What Sets Challenger Sales Reps Apart?

The nature of sales has changed. B2B customers are now more informed than ever and they expect to be challenged constructively by sales reps. Welcome to the age of the ‘challenger sales rep’.

What sets challenger sales reps apart? Well, they understand the diverse complexity that customers face and are able to discuss this at different levels. In other words: 1) they can talk strategy with functional buyers and 2) have solution-oriented conversations with IT decision-makers and experts.

After all, the days of one product or one solution fitting the needs of your customer are long gone. A combination of solutions, at the least, is needed. And this requires the salesperson to be more ‘curious’. Salespeople have to be willing to venture into the unknown.

Challenger sales reps are the ones who challenge their customers and come up with the type of solution customers hadn’t thought of yet. This also means being able to bring different parties around the table (for more on this, see Margaret Franco’s blog: ‘Stronger Together – Breaking C-Suite Barriers Through Digital Transformation’).

As such, it’s often the challenger sales rep who can bring the pieces of the puzzle together. Sometimes, it may mean that they have to use an ‘IT-jigsaw’ to make the pieces fit their customer’s very specific puzzle.

The challenger sales rep has to work smarter

As a salesperson, here’s the good news: being a challenger sales rep doesn’t mean you have to work harder. It means, above all, working smarter. And that means collaborating more: 1) with your customers as well as 2) with other internal teams. And the first and natural ally of sales internally is… marketing!

Completing the end-to-end sales cycle (from enablement over lead gen qualification to completed purchase) can only happen in close collaboration with the marketing colleagues. One way we facilitate this internally at Dell EMC, is by developing a ‘challenger sales’ training program.

Good to know:

  • The line where marketing ends and sales begins has become fuzzy (flou en français, almost fou, which means crazy).
  • Also the age-old split between farming and hunting is no longer a strict dichotomy.

Challenger sales in practice

At Dell EMC, our strategically aligned businesses each provide several pieces of the complex IT puzzle that companies face today.

The sales challenge we see, as a diverse group, is understanding the IT-puzzle our customers are trying to make and providing the right pieces to make them successful.

That starts with an open and honest dialogue on what is needed and what is possible.

It means challenging our customers at different levels to create the biggest gains for them. And it means challenging ourselves from time to time to think beyond traditional boundaries and, instead, place the customer’s solution in the center. The right solution might no longer be found in just one place.

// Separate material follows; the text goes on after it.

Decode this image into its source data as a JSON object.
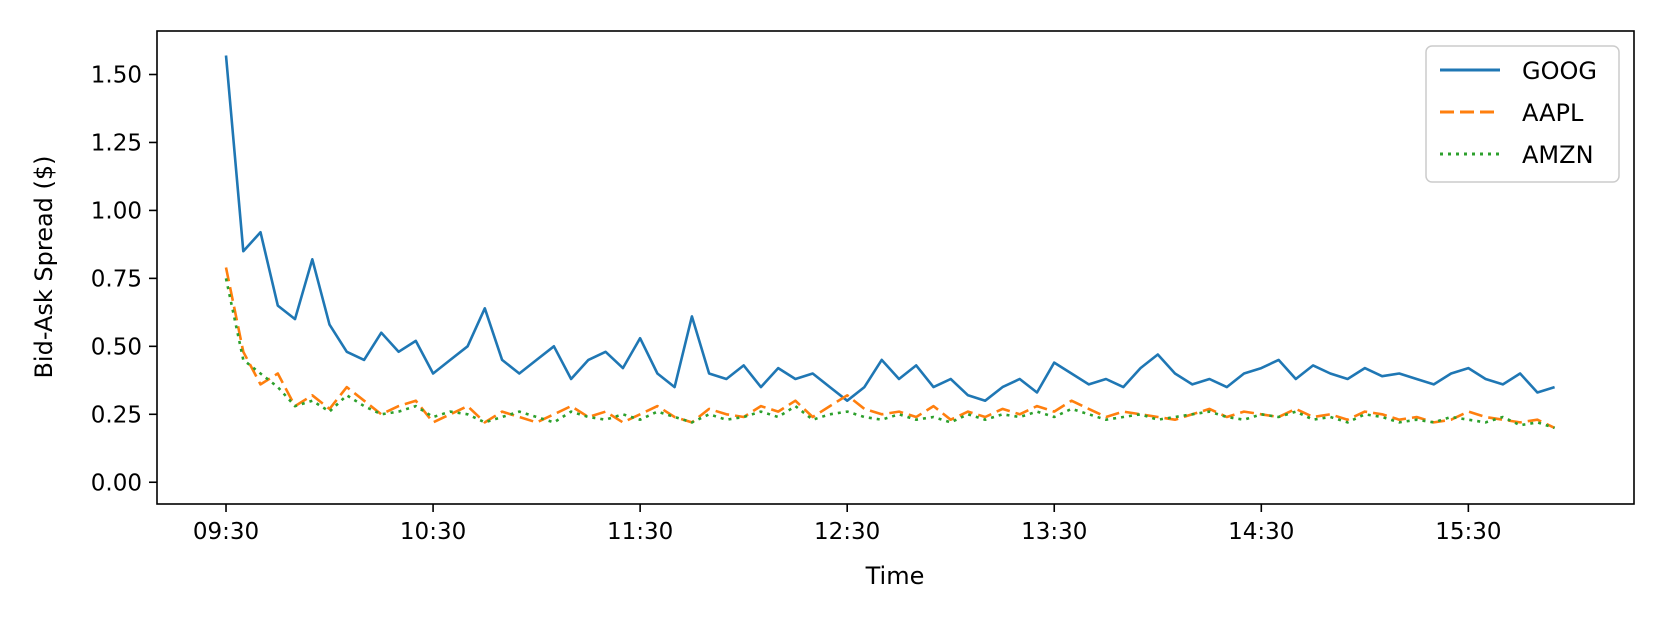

It may require the combination of multiple solutions from different providers.

For example, for one of Russia’s main banks, we were able to piece together a puzzle that comprised their customer loyalty and their corporate investment subsidiaries. By challenging them, we were able to set up a technological ecosystem for more effective data storage and analysis. This lead to significantly lower costs and greater flexibility and scalability compared to their earlier legacy set-up.

And boy, it sure does feel great to see our customers overachieve because we were able to challenge them.

I’m convinced that more and more industries are faced with heightened complexity. So where do you see the potential for a challenger sales approach in your organization?

About the Author: Stéphane Reboud

Stéphane Reboud joined Dell in 2003 and has just been appointed as Chief of Staff & VP Strategically Aligned Businesses reporting to EMEA Commercial President Aongus Hegarty. Prior he was over 3 years Vice President Global Services Sales for EMEA. Among previous assignments with Dell, he acted as France GM for Consumer Small & Mid-Market division, EMEA Sales Operations director and Sales Director for Southern Europe on Small Business. He started his career in the UK as Product Manager with General Cable, alternative telco operator. He then moved to the Netherlands to set-up mobile operator Orange/France Telecom Mobile as Products & Services Director before joining Vivendi Telecom Hungary as Chief Marketing Officer. 50 years old, Stéphane holds both an Engineering degree from Telecom Sud Paris and a Master from ESCP Europe. He was honored reaching 3rd rank of “Sales Director 2011” from business magazine “Action Commercial”. Stéphane is actively engaged within the community as Vice-President of Montpellier Business School and EMEA sponsor for MARC (Many Advocating Real Change) at Dell to promote Diversity and Inclusion.